International mobile communications body GSMA has called upon South African communications regulator, the Independent Communications Authority of SA (ICASA), along with government, to act now and make key decisions on mobile spectrum allocation and taxation policy.
According to the findings of an independent report by analyst firm Analysys Mason, commissioned by the GSMA, spectrum allocation and the levying of additional taxes on mobile services are the major barriers to wider mobile broadband deployment and the setting up of the long-term evolution (LTE), the next-generation broadband technology in SA.
The report notes that the South African government has set national coverage targets of universal broadband access by 2019, with at least 15% household penetration.
In that vein, the GSMA says, with the country's relatively poor fixed-line infrastructure, the role played by mobile broadband in meeting these targets will be significant. It adds that mobile broadband is also a key driver of social and economic advancement.
Removing roadblocks
The Analysys Mason report forecasts that mobile broadband and related industries will generate 1.8% of SA's GDP (R72 billion) and as many as 28 000 jobs by 2015. However, the report notes that this can only be possible if roadblocks to mobile broadband deployment are removed.
“The new minister for communications has this opportunity to make crucial decisions that will enable SA to benefit from the power of connecting people and businesses with state-of-the-art mobile technology,” says GSMA spokesperson, Ross Bateson.
According to GSMA, HSPA is leading the way in SA's broadband market, currently connecting 62% of broadband subscribers. It explains that the technology is, at present, the most cost-effective broadband solution for the country, offering fast deployment and low capex investment per subscriber.
“HSPA also provides operators with a natural evolution path to LTE, if the appropriate spectrum is made available.
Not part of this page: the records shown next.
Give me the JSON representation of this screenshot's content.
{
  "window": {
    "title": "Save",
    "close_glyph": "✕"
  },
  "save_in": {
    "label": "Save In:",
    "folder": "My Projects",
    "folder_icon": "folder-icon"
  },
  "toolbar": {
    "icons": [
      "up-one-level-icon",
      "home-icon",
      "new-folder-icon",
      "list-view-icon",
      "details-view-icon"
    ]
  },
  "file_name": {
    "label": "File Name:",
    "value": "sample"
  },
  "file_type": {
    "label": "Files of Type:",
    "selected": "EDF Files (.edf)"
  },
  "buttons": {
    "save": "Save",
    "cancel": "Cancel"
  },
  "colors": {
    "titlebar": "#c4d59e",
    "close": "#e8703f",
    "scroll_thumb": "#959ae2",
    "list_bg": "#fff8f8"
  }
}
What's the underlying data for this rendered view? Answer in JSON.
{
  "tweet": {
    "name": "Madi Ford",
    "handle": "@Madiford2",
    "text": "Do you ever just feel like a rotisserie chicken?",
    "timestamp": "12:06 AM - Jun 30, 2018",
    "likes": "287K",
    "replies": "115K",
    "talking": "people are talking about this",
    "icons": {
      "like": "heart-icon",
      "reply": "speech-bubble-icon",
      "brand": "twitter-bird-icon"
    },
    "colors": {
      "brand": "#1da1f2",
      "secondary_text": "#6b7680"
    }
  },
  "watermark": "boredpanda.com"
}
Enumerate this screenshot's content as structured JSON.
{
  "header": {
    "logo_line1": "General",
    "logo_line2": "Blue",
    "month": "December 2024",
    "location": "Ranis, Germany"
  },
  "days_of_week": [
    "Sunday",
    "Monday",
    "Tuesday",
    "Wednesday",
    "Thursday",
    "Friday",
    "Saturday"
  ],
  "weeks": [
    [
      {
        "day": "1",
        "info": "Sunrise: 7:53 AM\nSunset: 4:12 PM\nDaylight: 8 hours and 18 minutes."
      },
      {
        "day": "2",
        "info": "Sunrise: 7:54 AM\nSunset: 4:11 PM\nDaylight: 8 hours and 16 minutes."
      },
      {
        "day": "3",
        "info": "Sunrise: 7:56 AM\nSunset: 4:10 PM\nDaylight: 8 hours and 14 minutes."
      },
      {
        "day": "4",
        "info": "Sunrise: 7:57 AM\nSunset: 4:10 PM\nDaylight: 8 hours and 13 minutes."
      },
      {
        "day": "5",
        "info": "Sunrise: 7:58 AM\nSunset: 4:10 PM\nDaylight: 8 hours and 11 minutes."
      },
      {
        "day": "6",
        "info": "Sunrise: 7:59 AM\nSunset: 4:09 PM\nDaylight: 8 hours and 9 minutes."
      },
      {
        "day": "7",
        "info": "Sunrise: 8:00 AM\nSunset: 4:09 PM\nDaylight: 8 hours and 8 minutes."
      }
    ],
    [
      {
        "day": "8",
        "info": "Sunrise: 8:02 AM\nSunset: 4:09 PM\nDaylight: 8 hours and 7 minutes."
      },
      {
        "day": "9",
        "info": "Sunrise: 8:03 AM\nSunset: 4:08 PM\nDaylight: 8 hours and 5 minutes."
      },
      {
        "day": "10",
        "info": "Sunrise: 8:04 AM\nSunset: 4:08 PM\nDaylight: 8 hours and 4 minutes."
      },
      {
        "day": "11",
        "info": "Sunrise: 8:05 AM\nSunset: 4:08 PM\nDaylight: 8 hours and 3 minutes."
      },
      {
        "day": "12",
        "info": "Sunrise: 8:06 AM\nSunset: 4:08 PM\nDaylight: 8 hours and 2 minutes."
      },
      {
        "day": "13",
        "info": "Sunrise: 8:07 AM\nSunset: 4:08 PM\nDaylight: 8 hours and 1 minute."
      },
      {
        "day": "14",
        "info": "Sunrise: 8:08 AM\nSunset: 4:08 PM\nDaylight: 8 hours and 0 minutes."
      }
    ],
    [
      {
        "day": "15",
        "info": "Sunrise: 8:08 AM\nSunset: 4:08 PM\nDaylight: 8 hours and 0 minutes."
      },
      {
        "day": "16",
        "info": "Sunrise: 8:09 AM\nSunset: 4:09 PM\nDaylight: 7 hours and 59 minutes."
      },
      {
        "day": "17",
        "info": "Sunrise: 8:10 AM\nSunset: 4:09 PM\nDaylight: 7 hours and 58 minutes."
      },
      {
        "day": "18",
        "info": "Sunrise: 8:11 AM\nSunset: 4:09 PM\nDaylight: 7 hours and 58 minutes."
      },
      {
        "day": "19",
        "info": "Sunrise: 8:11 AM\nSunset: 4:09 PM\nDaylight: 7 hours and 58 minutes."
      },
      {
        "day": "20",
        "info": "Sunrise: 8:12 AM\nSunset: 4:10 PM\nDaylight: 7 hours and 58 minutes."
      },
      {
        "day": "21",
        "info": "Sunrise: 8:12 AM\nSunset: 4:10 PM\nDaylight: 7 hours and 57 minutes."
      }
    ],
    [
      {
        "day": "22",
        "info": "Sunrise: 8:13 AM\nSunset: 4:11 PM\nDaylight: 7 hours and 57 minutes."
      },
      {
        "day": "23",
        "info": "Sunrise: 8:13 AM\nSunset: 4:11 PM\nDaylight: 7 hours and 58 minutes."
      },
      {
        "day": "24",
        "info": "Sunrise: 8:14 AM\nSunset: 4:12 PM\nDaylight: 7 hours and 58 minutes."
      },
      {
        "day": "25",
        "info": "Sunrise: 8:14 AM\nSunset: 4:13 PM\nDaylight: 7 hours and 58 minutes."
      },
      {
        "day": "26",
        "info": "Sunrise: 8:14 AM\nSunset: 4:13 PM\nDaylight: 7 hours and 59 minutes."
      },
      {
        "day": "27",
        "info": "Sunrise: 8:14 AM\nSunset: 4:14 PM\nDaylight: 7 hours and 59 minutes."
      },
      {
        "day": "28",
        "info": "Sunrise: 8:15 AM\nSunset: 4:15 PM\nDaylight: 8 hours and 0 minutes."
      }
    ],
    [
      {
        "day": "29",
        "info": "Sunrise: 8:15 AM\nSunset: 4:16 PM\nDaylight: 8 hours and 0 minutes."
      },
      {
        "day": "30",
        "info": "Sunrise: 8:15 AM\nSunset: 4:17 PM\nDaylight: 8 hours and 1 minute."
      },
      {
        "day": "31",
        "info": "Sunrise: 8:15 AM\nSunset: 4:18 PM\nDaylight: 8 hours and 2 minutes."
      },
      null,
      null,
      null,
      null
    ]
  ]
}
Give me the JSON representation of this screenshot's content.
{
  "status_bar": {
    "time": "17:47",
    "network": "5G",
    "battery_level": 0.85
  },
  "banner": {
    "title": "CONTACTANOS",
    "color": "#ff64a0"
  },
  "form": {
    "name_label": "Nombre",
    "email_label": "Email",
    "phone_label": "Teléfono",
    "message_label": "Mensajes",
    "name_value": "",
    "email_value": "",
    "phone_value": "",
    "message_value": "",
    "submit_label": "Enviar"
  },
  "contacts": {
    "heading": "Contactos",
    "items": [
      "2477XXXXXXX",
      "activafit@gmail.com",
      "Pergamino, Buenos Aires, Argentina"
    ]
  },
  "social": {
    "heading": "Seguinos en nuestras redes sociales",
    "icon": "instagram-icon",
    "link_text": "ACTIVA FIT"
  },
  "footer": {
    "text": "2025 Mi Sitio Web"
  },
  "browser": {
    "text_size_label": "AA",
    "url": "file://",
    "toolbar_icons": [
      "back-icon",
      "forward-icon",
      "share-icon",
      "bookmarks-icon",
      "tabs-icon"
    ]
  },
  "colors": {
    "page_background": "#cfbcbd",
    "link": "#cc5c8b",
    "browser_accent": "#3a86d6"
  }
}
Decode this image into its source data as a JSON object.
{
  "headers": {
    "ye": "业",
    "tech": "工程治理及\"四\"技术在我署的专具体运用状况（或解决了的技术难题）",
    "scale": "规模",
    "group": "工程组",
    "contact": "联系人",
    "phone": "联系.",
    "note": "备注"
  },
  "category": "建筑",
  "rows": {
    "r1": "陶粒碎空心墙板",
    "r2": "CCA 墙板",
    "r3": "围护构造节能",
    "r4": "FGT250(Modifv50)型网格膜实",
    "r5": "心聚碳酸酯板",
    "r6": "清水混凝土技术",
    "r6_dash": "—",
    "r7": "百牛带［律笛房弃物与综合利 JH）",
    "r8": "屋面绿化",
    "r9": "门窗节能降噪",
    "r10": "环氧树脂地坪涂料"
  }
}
LTE deployments in harmonised spectrum bands benefit from large economies of scale, which drive down equipment and handset costs, providing affordable high-speed Internet connectivity and access to critical new services for millions of people in both rural and urban areas,” it adds.
Spectrum harmonisation
Bateson also notes that the global mobile industry favours ITU Option 1 for 2.6GHz spectrum harmonisation for the deployment of LTE, which has been adopted by the majority of mobile operators worldwide.
However, he notes, a legacy allocation of spectrum in this band to Sentech, which has remained dormant and unused for many years, currently blocks ICASA from allocating this spectrum for mobile.
“In order to give South African consumers and businesses the most cost-effective access to broadband, and to help the South African government achieve its national broadband coverage targets, spectrum in the 2.6GHz band must be re-allocated for the deployment of LTE as soon as possible,” he says.
On the issue of taxation, the Analysys Mason report also states that additional taxes are making mobile broadband services too expensive for many South Africans.
It adds that the South African government has implemented a taxation approach that actively reduces mobile broadband penetration by putting an economic burden on the purchase of handsets and services.
“A reduction in these 'special' taxes will translate into higher mobile broadband service adoption and more wealth creation reflected in additional GDP growth,” it states.